DA: The studio has naturally followed the indications of the founder, who in recent years has dedicated himself to architecture with great success. All the product design, interior design, graphics had gone down. Over the last three or four years, at the same time as the studio has grown and Michele’s need to see his architecture represented in interiors, in graphics, with the idea that the project should be as complete as possible, he has had this knowledge dusted off, including Poduzione Privata itself. We recently designed a hotel in South Tyrol, the Hotel Zirmerhof. A fairly small project, but Michele insisted that we put all our skills into it: in this way the studio’s potential is developed. The project of a hotel would include the “co-ordinatino” but the co-ordinatino is forbidden here!
The stimuli come from above, but the project comes from below. Once he was the one who brought us a sketch, even a very rough one, of a chair and we had to turn it into a project. Now he expects the sketches from us, which is an act of great confidence in us. I think this comes from architecture. An architectural project changes a lot in its realization, it is changed by the people who do it, engineers, technicians, it changes a thousand times, as many as the hands that work on it. So why not do it in the studio, with the people you have been working with for years, whether they are 40 or 3, it doesn’t matter.
For about a year and a half, every six months, everyone – from the model maker, to the architect, the graphic designer – has dedicated a week to a research project. This year the theme was the pandemic, not as such but in relation to what we are dealing with, from the residential to the object, from the hospital to the office. And the results were interesting. Pico is doing the same with Private Production. He asked all those in the studio who deal with interiors and products to think of great scenographies and installations, as in the exhibition at Assabone, made of products to present to Michele and turn into a catalogue.

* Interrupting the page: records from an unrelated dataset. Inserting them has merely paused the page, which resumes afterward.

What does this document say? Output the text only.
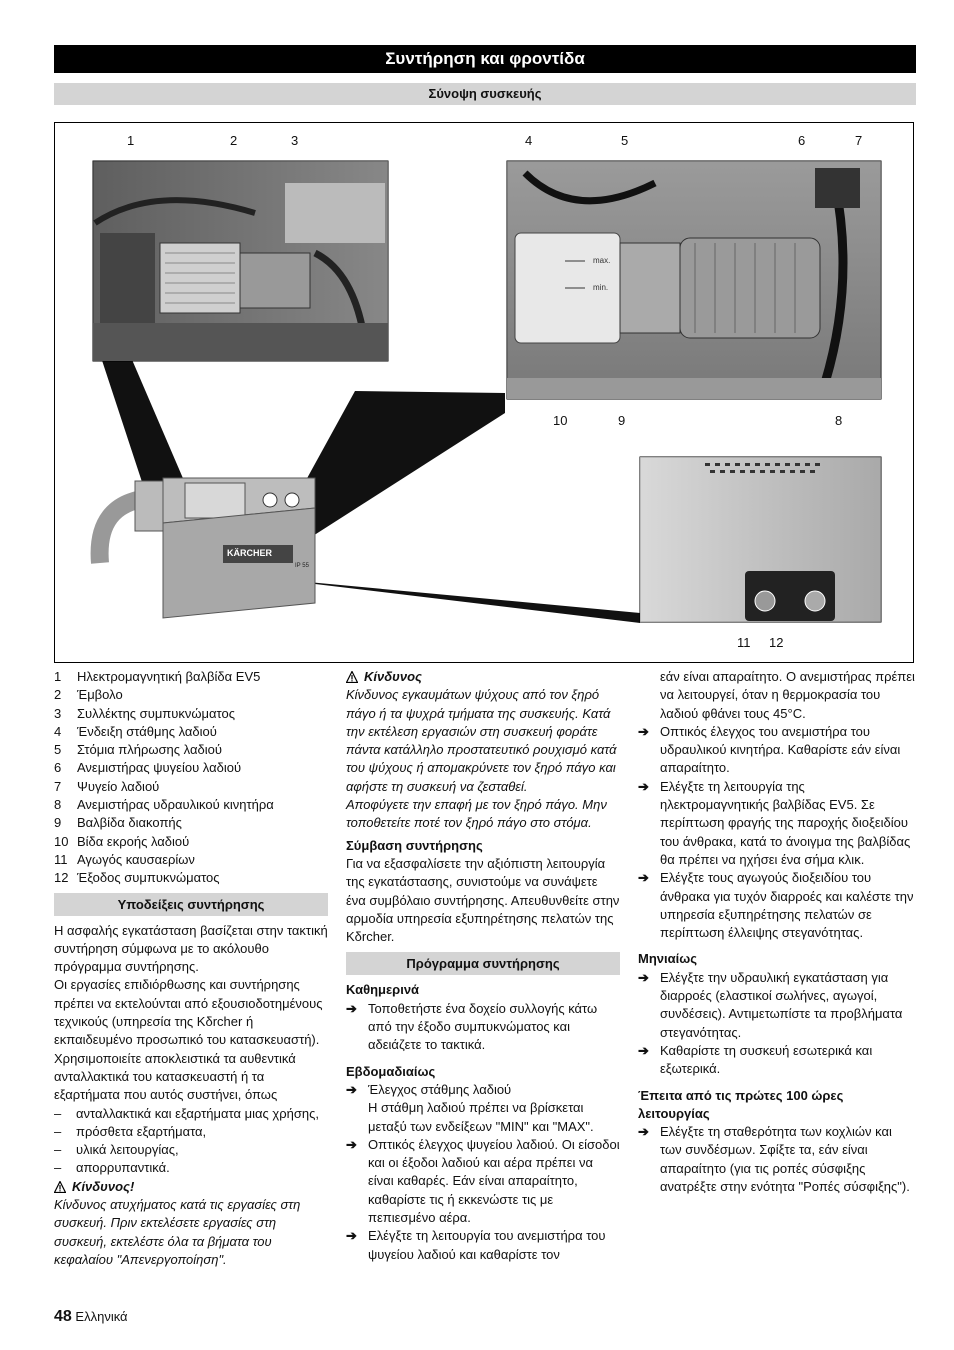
Συντήρηση και φροντίδα
Σύνοψη συσκευής
1	2	3	4	5	6	7
8
9
10
11 12
max.
min.
KÄRCHER
IP 55
1	Ηλεκτρομαγνητική βαλβίδα EV5
2	Έμβολο
3	Συλλέκτης συμπυκνώματος
4	Ένδειξη στάθμης λαδιού
5	Στόμια πλήρωσης λαδιού
6	Ανεμιστήρας ψυγείου λαδιού
7	Ψυγείο λαδιού
8	Ανεμιστήρας υδραυλικού κινητήρα
9	Βαλβίδα διακοπής
10 Βίδα εκροής λαδιού
11 Αγωγός καυσαερίων
12 Έξοδος συμπυκνώματος
Υποδείξεις συντήρησης

Η ασφαλής εγκατάσταση βασίζεται στην τακτική συντήρηση σύμφωνα με το ακόλουθο πρόγραμμα συντήρησης.

Οι εργασίες επιδιόρθωσης και συντήρησης πρέπει να εκτελούνται από εξουσιοδοτημένους τεχνικούς (υπηρεσία της Kδrcher ή εκπαιδευμένο προσωπικό του κατασκευαστή).

Χρησιμοποιείτε αποκλειστικά τα αυθεντικά ανταλλακτικά του κατασκευαστή ή τα εξαρτήματα που αυτός συστήνει, όπως

–	ανταλλακτικά και εξαρτήματα μιας χρήσης,
–	πρόσθετα εξαρτήματα,
–	υλικά λειτουργίας,
–	απορρυπαντικά.
Κίνδυνος!

Κίνδυνος ατυχήματος κατά τις εργασίες στη συσκευή. Πριν εκτελέσετε εργασίες στη συσκευή, εκτελέστε όλα τα βήματα του κεφαλαίου "Απενεργοποίηση".

Κίνδυνος

Κίνδυνος εγκαυμάτων ψύχους από τον ξηρό πάγο ή τα ψυχρά τμήματα της συσκευής. Κατά την εκτέλεση εργασιών στη συσκευή φοράτε πάντα κατάλληλο προστατευτικό ρουχισμό κατά του ψύχους ή απομακρύνετε τον ξηρό πάγο και αφήστε τη συσκευή να ζεσταθεί.

Αποφύγετε την επαφή με τον ξηρό πάγο. Μην τοποθετείτε ποτέ τον ξηρό πάγο στο στόμα.

Σύμβαση συντήρησης

Για να εξασφαλίσετε την αξιόπιστη λειτουργία της εγκατάστασης, συνιστούμε να συνάψετε ένα συμβόλαιο συντήρησης. Απευθυνθείτε στην αρμοδία υπηρεσία εξυπηρέτησης πελατών της Kδrcher.

Πρόγραμμα συντήρησης
Καθημερινά
➔ Τοποθετήστε ένα δοχείο συλλογής κάτω από την έξοδο συμπυκνώματος και αδειάζετε το τακτικά.
Εβδομαδιαίως
➔ Έλεγχος στάθμης λαδιού
Η στάθμη λαδιού πρέπει να βρίσκεται μεταξύ των ενδείξεων "MIN" και "MAX".
➔ Οπτικός έλεγχος ψυγείου λαδιού. Οι είσοδοι και οι έξοδοι λαδιού και αέρα πρέπει να είναι καθαρές. Εάν είναι απαραίτητο, καθαρίστε τις ή εκκενώστε τις με πεπιεσμένο αέρα.
➔ Ελέγξτε τη λειτουργία του ανεμιστήρα του ψυγείου λαδιού και καθαρίστε τον
εάν είναι απαραίτητο. Ο ανεμιστήρας πρέπει να λειτουργεί, όταν η θερμοκρασία του λαδιού φθάνει τους 45°C.
➔ Οπτικός έλεγχος του ανεμιστήρα του υδραυλικού κινητήρα. Καθαρίστε εάν είναι απαραίτητο.
➔ Ελέγξτε τη λειτουργία της ηλεκτρομαγνητικής βαλβίδας EV5. Σε περίπτωση φραγής της παροχής διοξειδίου του άνθρακα, κατά το άνοιγμα της βαλβίδας θα πρέπει να ηχήσει ένα σήμα κλικ.
➔ Ελέγξτε τους αγωγούς διοξειδίου του άνθρακα για τυχόν διαρροές και καλέστε την υπηρεσία εξυπηρέτησης πελατών σε περίπτωση έλλειψης στεγανότητας.
Μηνιαίως
➔ Ελέγξτε την υδραυλική εγκατάσταση για διαρροές (ελαστικοί σωλήνες, αγωγοί, συνδέσεις). Αντιμετωπίστε τα προβλήματα στεγανότητας.
➔ Καθαρίστε τη συσκευή εσωτερικά και εξωτερικά.
Έπειτα από τις πρώτες 100 ώρες λειτουργίας
➔ Ελέγξτε τη σταθερότητα των κοχλιών και των συνδέσμων. Σφίξτε τα, εάν είναι απαραίτητο (για τις ροπές σύσφιξης ανατρέξτε στην ενότητα "Ροπές σύσφιξης").
48 Ελληνικά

PDL: Produzione Privata can aspire to this, precisely because of its history of collections made up of unique pieces that pushed the skills of craftsmen to the limit. Unlike an industrial production these collections are not strictly bound to the laws of the market, even if they are for sale. And this meant that they could also be exhibited in galleries and collected. Sometimes the objects were created for an exhibition, other times they are the result of research. Wall trays, for example, are objects that have a function but when, as here in the studio, they are hung on the wall they end up having a different connotation.
Produzione Privata now works on two tracks: one that of the product that can be found in the catalogue, the other that of the collections, made up of unique pieces or limited editions.